Postby DrFfybes » January 7th, 2018, 12:06 pm

PinkDalek wrote:Amended reply (I have requested my previous reply and the follow up is deleted, so as not to confuse). This time around I hope I am correct but I'm getting confused as well!

DrFfybes wrote:Now I am confused - I don't have the return in front of me, but I was pretty sure that on the tax return the £3k or so dividend income was shown as taxed at 0%. It did not appear (in their calculations) to contribute to taxable income.

Are you saying that if I earn a salary of 45k plus 4k of dividends, then I pay 40% tax on 4k of my salary even though there is no tax on the Dividends?


I think I am saying so. As you say, your 2016-17 dividends were taxed at 0%. It is not that they were not taxable.

Based on my paper Self assessment: Tax Calculation for 2016-17 but amending for the 2017-18 increases, those figures might look like:

Income Received (before tax taken off)

Salaries £45,000
Dividends from UK companies £4,000
Personal allowance -£11,500

Total income on which tax is due £37,500

Followed by:

How I have worked out your Income Tax

Dividends from companies etc
Nil rate £4,000 x 0% = £0.00

Basic Rate £29,500 x 20% = £5,900.00

Higher rate £4,000 x 40% = £1,600

Total income on which tax has been charged £37,500


In other words, the dividends falling with the £5,000 (falling to £2,000 wef 2018-19) are a band taxed at the zero rate, as per earlier in the thread. The legislation talks about Income charged at the dividend nil rate rather than a misdescribed allowance.

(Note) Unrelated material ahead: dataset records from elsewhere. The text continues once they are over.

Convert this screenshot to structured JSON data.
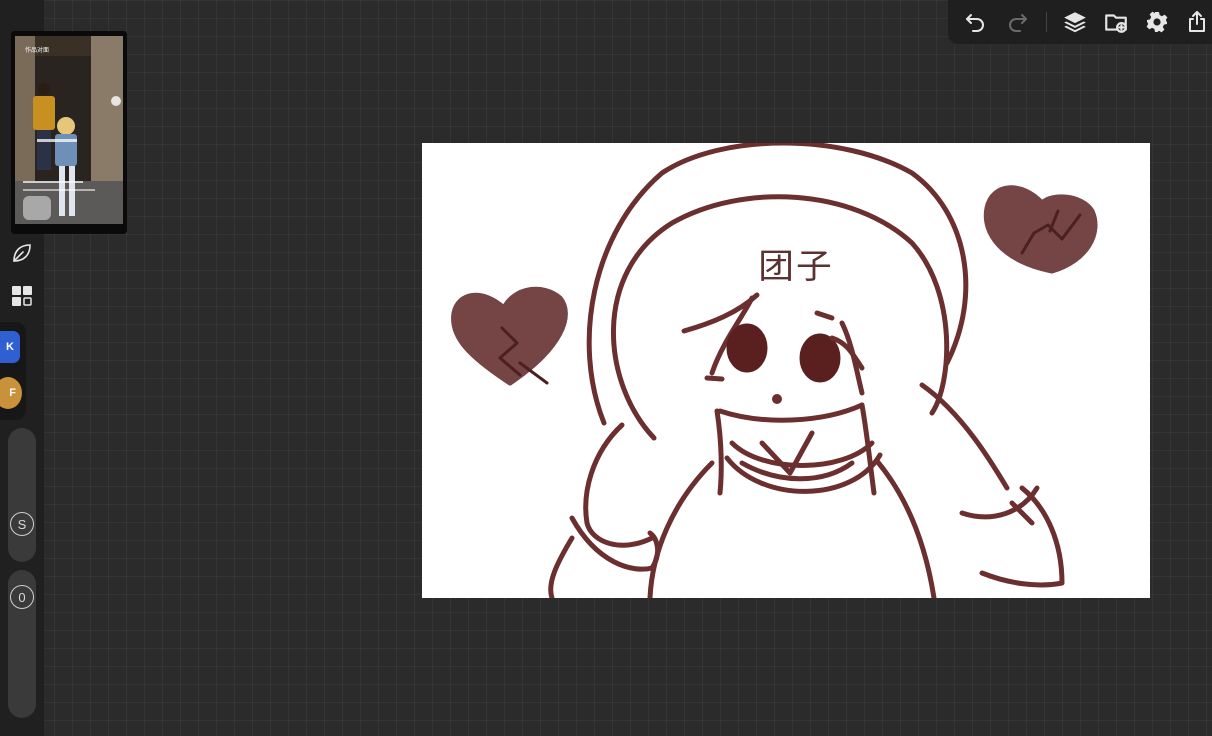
{
  "app": "drawing-app",
  "colors": {
    "background": "#2b2b2b",
    "panel": "#1f1f1f",
    "ink": "#6b2f2f",
    "heart": "#6e3a3a",
    "icon": "#e6e6e6",
    "disabled_icon": "#6a6a6a"
  },
  "toolbar": {
    "undo_icon": "undo-icon",
    "redo_icon": "redo-icon",
    "redo_enabled": false,
    "layers_icon": "layers-icon",
    "import_icon": "folder-import-icon",
    "settings_icon": "gear-icon",
    "share_icon": "share-icon"
  },
  "sidebar": {
    "reference_thumbnail_caption": "作品对面",
    "tools": [
      {
        "name": "leaf-icon"
      },
      {
        "name": "grid-icon"
      }
    ],
    "dock_apps": [
      {
        "label": "K",
        "color": "#2f5fd0"
      },
      {
        "label": "F",
        "color": "#c9913a"
      }
    ],
    "size_slider_label": "S",
    "opacity_slider_label": "0"
  },
  "canvas": {
    "text": "团子"
  }
}
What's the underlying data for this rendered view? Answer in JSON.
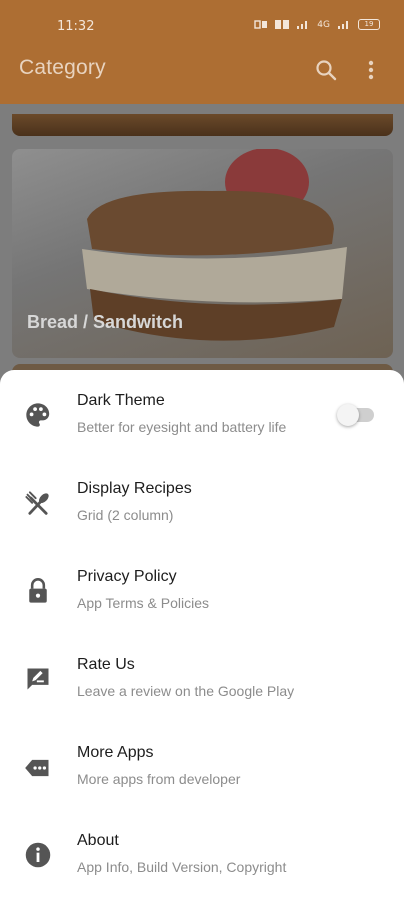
{
  "status": {
    "time": "11:32",
    "network": "4G",
    "battery": "19"
  },
  "appbar": {
    "title": "Category",
    "search_icon": "search-icon",
    "menu_icon": "more-vert-icon"
  },
  "content": {
    "card_label": "Bread / Sandwitch"
  },
  "sheet": {
    "items": [
      {
        "title": "Dark Theme",
        "subtitle": "Better for eyesight and battery life",
        "icon": "palette-icon",
        "toggle": false
      },
      {
        "title": "Display Recipes",
        "subtitle": "Grid (2 column)",
        "icon": "utensils-icon"
      },
      {
        "title": "Privacy Policy",
        "subtitle": "App Terms & Policies",
        "icon": "lock-icon"
      },
      {
        "title": "Rate Us",
        "subtitle": "Leave a review on the Google Play",
        "icon": "rate-review-icon"
      },
      {
        "title": "More Apps",
        "subtitle": "More apps from developer",
        "icon": "more-apps-icon"
      },
      {
        "title": "About",
        "subtitle": "App Info, Build Version, Copyright",
        "icon": "info-icon"
      }
    ]
  },
  "colors": {
    "app_bar": "#AD6E33",
    "sheet": "#FFFFFF",
    "icon": "#555555"
  }
}
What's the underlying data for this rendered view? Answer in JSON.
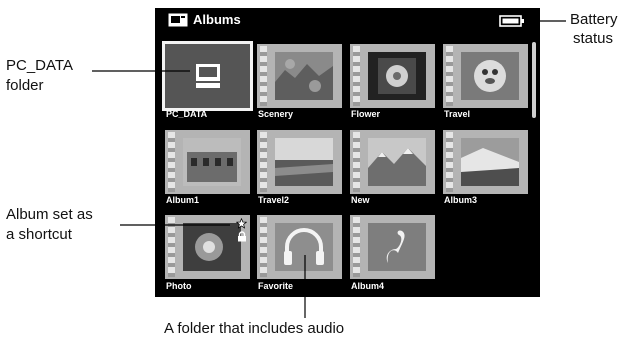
{
  "window": {
    "title": "Albums"
  },
  "albums": [
    {
      "label": "PC_DATA",
      "icon": "computer-icon"
    },
    {
      "label": "Scenery",
      "icon": "scenery-thumbnail"
    },
    {
      "label": "Flower",
      "icon": "flower-thumbnail"
    },
    {
      "label": "Travel",
      "icon": "travel-thumbnail"
    },
    {
      "label": "Album1",
      "icon": "building-thumbnail"
    },
    {
      "label": "Travel2",
      "icon": "landscape-thumbnail"
    },
    {
      "label": "New",
      "icon": "mountain-thumbnail"
    },
    {
      "label": "Album3",
      "icon": "coast-thumbnail"
    },
    {
      "label": "Photo",
      "icon": "flower-thumbnail"
    },
    {
      "label": "Favorite",
      "icon": "headphones-icon"
    },
    {
      "label": "Album4",
      "icon": "swan-thumbnail"
    }
  ],
  "callouts": {
    "battery_line1": "Battery",
    "battery_line2": "status",
    "pcdata_line1": "PC_DATA",
    "pcdata_line2": "folder",
    "shortcut_line1": "Album set as",
    "shortcut_line2": "a shortcut",
    "audio": "A folder that includes audio"
  },
  "colors": {
    "screen_bg": "#000000",
    "tile": "#b4b4b4",
    "selected_outline": "#f2f2f2"
  }
}
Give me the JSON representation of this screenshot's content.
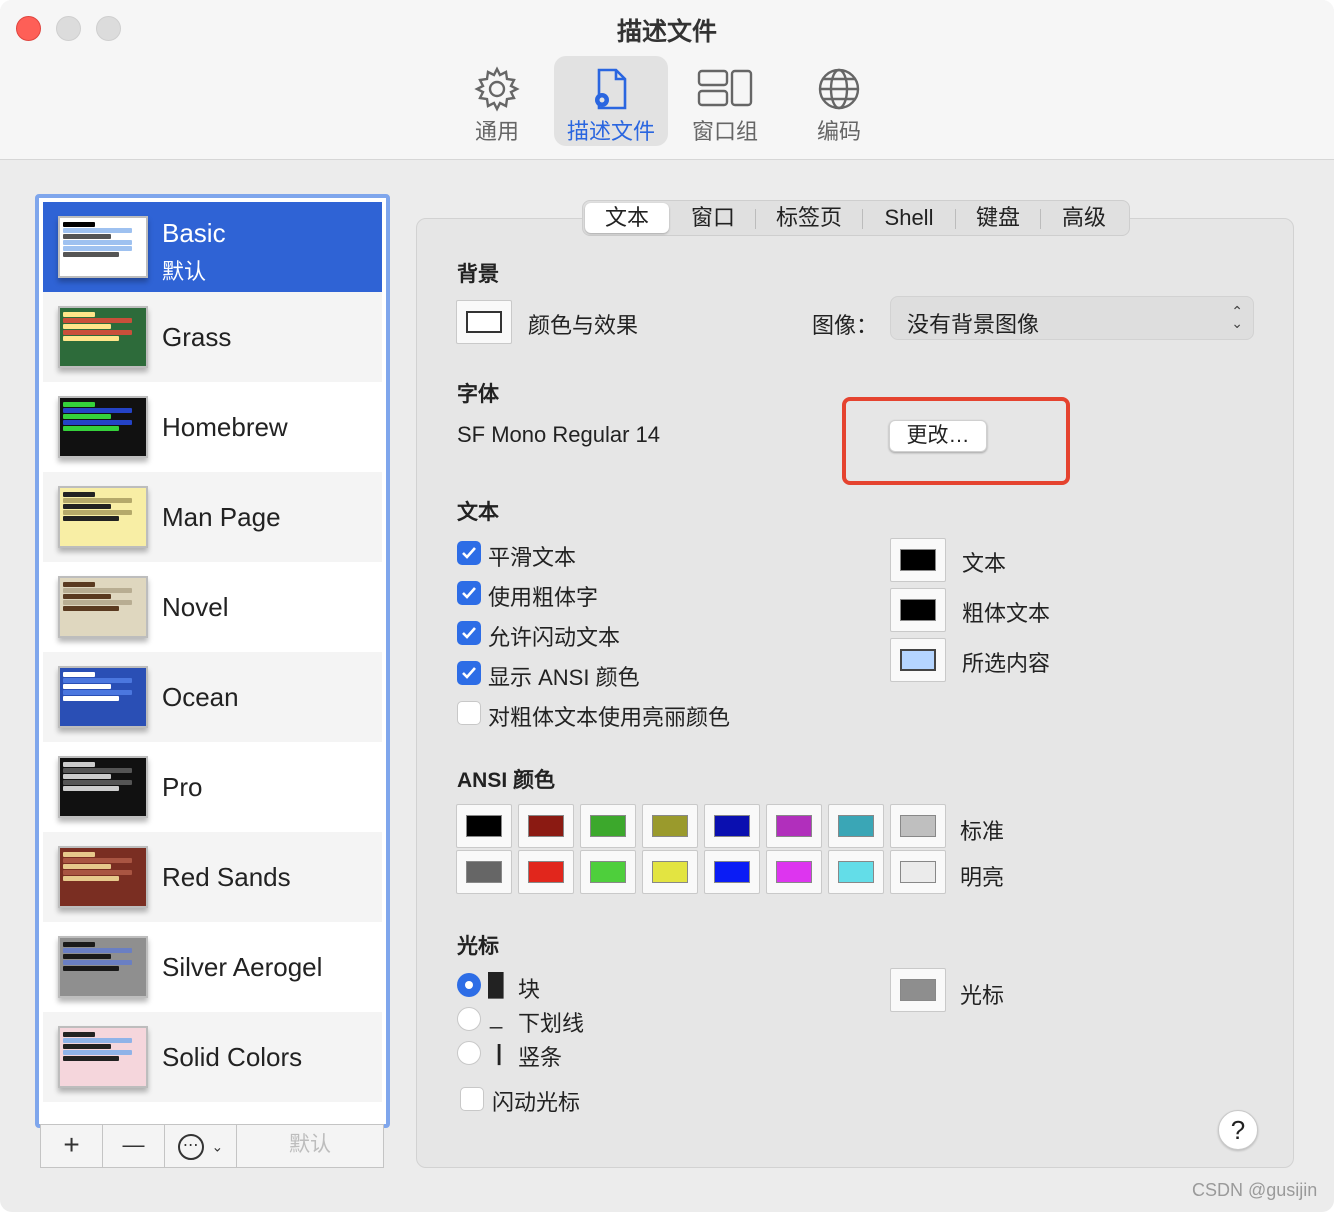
{
  "window": {
    "title": "描述文件"
  },
  "toolbar": [
    {
      "label": "通用",
      "icon": "gear-icon"
    },
    {
      "label": "描述文件",
      "icon": "profile-document-icon"
    },
    {
      "label": "窗口组",
      "icon": "window-group-icon"
    },
    {
      "label": "编码",
      "icon": "globe-icon"
    }
  ],
  "sidebar": {
    "profiles": [
      {
        "name": "Basic",
        "sub": "默认",
        "bg": "#ffffff",
        "fg": "#000000",
        "accent": "#9ec1f0"
      },
      {
        "name": "Grass",
        "bg": "#2d6b3a",
        "fg": "#ffe58a",
        "accent": "#c94f3a"
      },
      {
        "name": "Homebrew",
        "bg": "#111111",
        "fg": "#35d13b",
        "accent": "#2443c6"
      },
      {
        "name": "Man Page",
        "bg": "#f8eea5",
        "fg": "#222222",
        "accent": "#b5a96a"
      },
      {
        "name": "Novel",
        "bg": "#dfd7bf",
        "fg": "#5a3a20",
        "accent": "#b8ad92"
      },
      {
        "name": "Ocean",
        "bg": "#2a4fb5",
        "fg": "#ffffff",
        "accent": "#4b77df"
      },
      {
        "name": "Pro",
        "bg": "#111111",
        "fg": "#cccccc",
        "accent": "#555555"
      },
      {
        "name": "Red Sands",
        "bg": "#7a2e22",
        "fg": "#e7c98c",
        "accent": "#a95542"
      },
      {
        "name": "Silver Aerogel",
        "bg": "#8f8f8f",
        "fg": "#1a1a1a",
        "accent": "#6a7fc3"
      },
      {
        "name": "Solid Colors",
        "bg": "#f5d6dc",
        "fg": "#222222",
        "accent": "#8fb3e8"
      }
    ],
    "controls": {
      "add": "+",
      "remove": "—",
      "more": "⋯",
      "default": "默认"
    }
  },
  "tabs": [
    {
      "label": "文本",
      "active": true
    },
    {
      "label": "窗口"
    },
    {
      "label": "标签页"
    },
    {
      "label": "Shell"
    },
    {
      "label": "键盘"
    },
    {
      "label": "高级"
    }
  ],
  "background": {
    "section": "背景",
    "color_effects": "颜色与效果",
    "image_label": "图像：",
    "image_value": "没有背景图像"
  },
  "font": {
    "section": "字体",
    "value": "SF Mono Regular 14",
    "change": "更改…"
  },
  "text": {
    "section": "文本",
    "options": [
      {
        "label": "平滑文本",
        "checked": true
      },
      {
        "label": "使用粗体字",
        "checked": true
      },
      {
        "label": "允许闪动文本",
        "checked": true
      },
      {
        "label": "显示 ANSI 颜色",
        "checked": true
      },
      {
        "label": "对粗体文本使用亮丽颜色",
        "checked": false
      }
    ],
    "colors": [
      {
        "label": "文本",
        "color": "#000000"
      },
      {
        "label": "粗体文本",
        "color": "#000000"
      },
      {
        "label": "所选内容",
        "color": "#b5d5ff"
      }
    ]
  },
  "ansi": {
    "section": "ANSI 颜色",
    "normal_label": "标准",
    "bright_label": "明亮",
    "normal": [
      "#000000",
      "#8b1a12",
      "#3ca82c",
      "#9a9a2c",
      "#0a0fb0",
      "#b12fbc",
      "#3aa6b6",
      "#bfbfbf"
    ],
    "bright": [
      "#666666",
      "#e1261c",
      "#4ecf3c",
      "#e3e441",
      "#0a1cf5",
      "#dd35ef",
      "#63dde8",
      "#ebebeb"
    ]
  },
  "cursor": {
    "section": "光标",
    "styles": [
      {
        "glyph": "█",
        "label": "块",
        "selected": true
      },
      {
        "glyph": "_",
        "label": "下划线",
        "selected": false
      },
      {
        "glyph": "|",
        "label": "竖条",
        "selected": false
      }
    ],
    "blink": "闪动光标",
    "color_label": "光标",
    "color": "#8e8e8e"
  },
  "help": "?",
  "watermark": "CSDN @gusijin"
}
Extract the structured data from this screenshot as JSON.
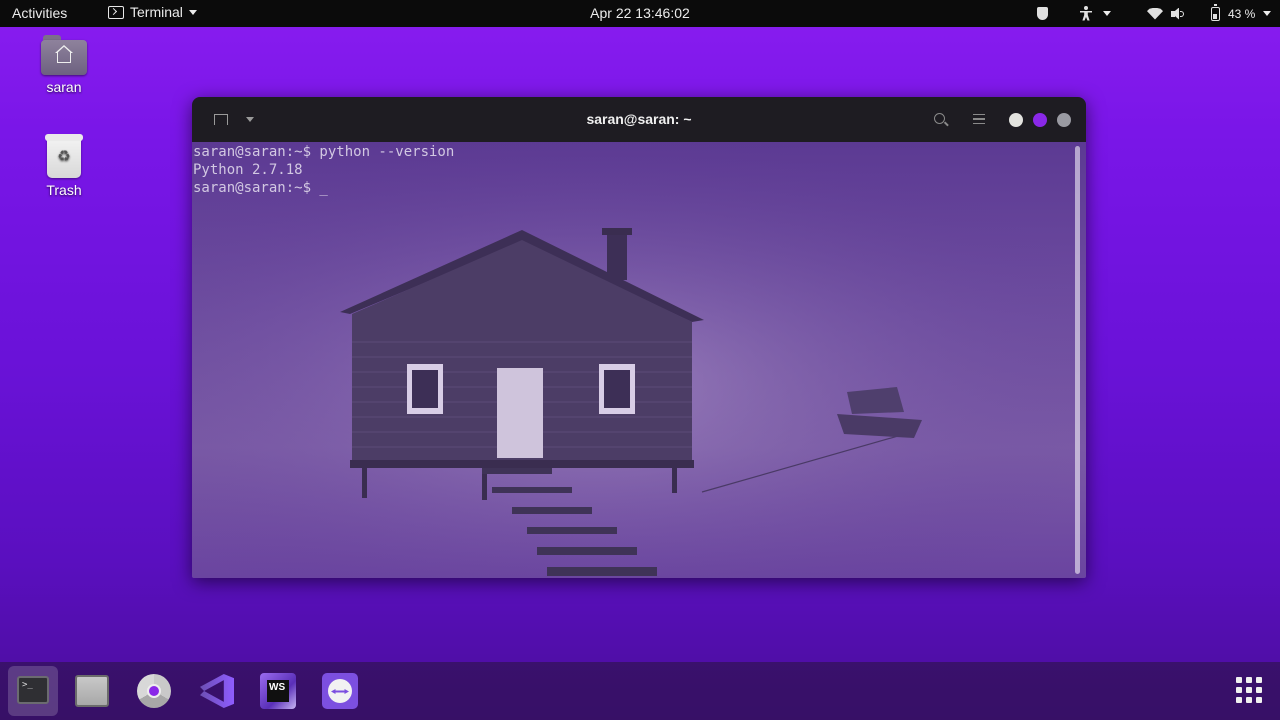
{
  "topbar": {
    "activities": "Activities",
    "app_name": "Terminal",
    "clock": "Apr 22  13:46:02",
    "battery_pct": "43 %"
  },
  "desktop": {
    "icons": [
      {
        "label": "saran",
        "icon": "home-folder-icon"
      },
      {
        "label": "Trash",
        "icon": "trash-icon"
      }
    ]
  },
  "window": {
    "title": "saran@saran: ~",
    "lines": [
      "saran@saran:~$ python --version",
      "Python 2.7.18",
      "saran@saran:~$ _"
    ]
  },
  "dock": {
    "apps": [
      "terminal-icon",
      "files-icon",
      "chrome-icon",
      "vscode-icon",
      "webstorm-icon",
      "teamviewer-icon"
    ],
    "webstorm_badge": "WS"
  },
  "colors": {
    "accent": "#8a28e8",
    "topbar": "#0b0b0b",
    "titlebar": "#1e1c22"
  }
}
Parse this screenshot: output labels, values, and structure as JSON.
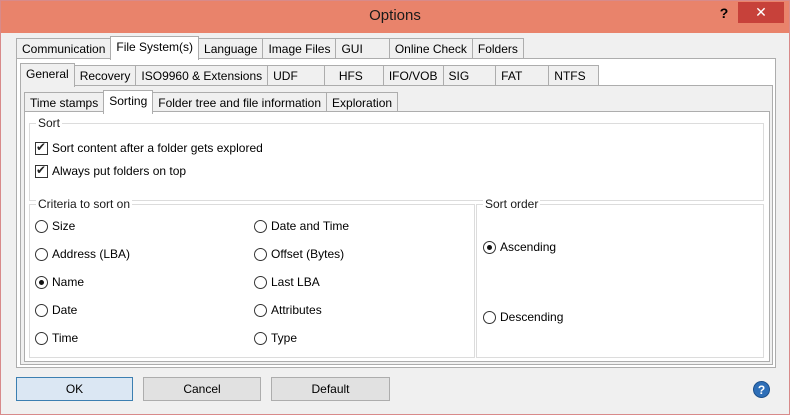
{
  "window": {
    "title": "Options",
    "help_label": "?",
    "close_label": "✕"
  },
  "tabs_level1": [
    "Communication",
    "File System(s)",
    "Language",
    "Image Files",
    "GUI",
    "Online Check",
    "Folders"
  ],
  "tabs_level1_active": "File System(s)",
  "tabs_level2": [
    "General",
    "Recovery",
    "ISO9960 & Extensions",
    "UDF",
    "HFS",
    "IFO/VOB",
    "SIG",
    "FAT",
    "NTFS"
  ],
  "tabs_level2_active": "General",
  "tabs_level3": [
    "Time stamps",
    "Sorting",
    "Folder tree and file information",
    "Exploration"
  ],
  "tabs_level3_active": "Sorting",
  "sort": {
    "title": "Sort",
    "sort_after_explored": {
      "label": "Sort content after a folder gets explored",
      "checked": true
    },
    "folders_on_top": {
      "label": "Always put folders on top",
      "checked": true
    }
  },
  "criteria": {
    "title": "Criteria to sort on",
    "options": [
      "Size",
      "Address (LBA)",
      "Name",
      "Date",
      "Time",
      "Date and Time",
      "Offset (Bytes)",
      "Last LBA",
      "Attributes",
      "Type"
    ],
    "selected": "Name"
  },
  "sort_order": {
    "title": "Sort order",
    "options": [
      "Ascending",
      "Descending"
    ],
    "selected": "Ascending"
  },
  "buttons": {
    "ok": "OK",
    "cancel": "Cancel",
    "default": "Default",
    "help": "?"
  }
}
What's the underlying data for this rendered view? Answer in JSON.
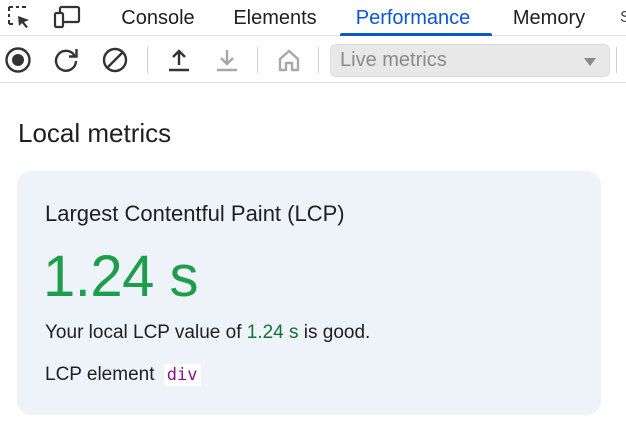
{
  "tabs": [
    {
      "label": "Console",
      "active": false
    },
    {
      "label": "Elements",
      "active": false
    },
    {
      "label": "Performance",
      "active": true
    },
    {
      "label": "Memory",
      "active": false
    }
  ],
  "tab_overflow": "S",
  "tabbar_icons": [
    "element-picker-icon",
    "device-toolbar-icon"
  ],
  "toolbar": {
    "icons": [
      "record-icon",
      "reload-record-icon",
      "clear-icon",
      "upload-icon",
      "download-icon",
      "home-icon",
      "chevron-down-icon"
    ],
    "select_label": "Live metrics"
  },
  "main": {
    "section_title": "Local metrics",
    "card": {
      "title": "Largest Contentful Paint (LCP)",
      "value": "1.24 s",
      "desc_prefix": "Your local LCP value of ",
      "desc_value": "1.24 s",
      "desc_suffix": " is good.",
      "element_label": "LCP element",
      "element_tag": "div"
    }
  },
  "colors": {
    "accent": "#0b57d0",
    "good_large": "#1e9d4b",
    "good_inline": "#137333",
    "card_bg": "#eef2f9",
    "tag": "#881280"
  }
}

I've now seen the return, and you are correct. We opened a SIPP on the 2nd April and piled in a guestimate to take taxable income under the 40%. Because it was a guess I actually undershot, as I worked out what needed to BE in the SIPP and put that much in. The SIPP provider then reclaimed the tax which covered the dividend income, so the grand total was still under the 40% limit. The "How we worked out your tax" shows the divi and (most of the) interest at 0%.

I needed to read it twice to realise was that the SIPP payment increased the basic rate threshold in their calc, rather than reducing taxable income in the way I worked it out.

Many thanks for this, as it does mean this years SIPP needs to be more than I thought to cover the dividends.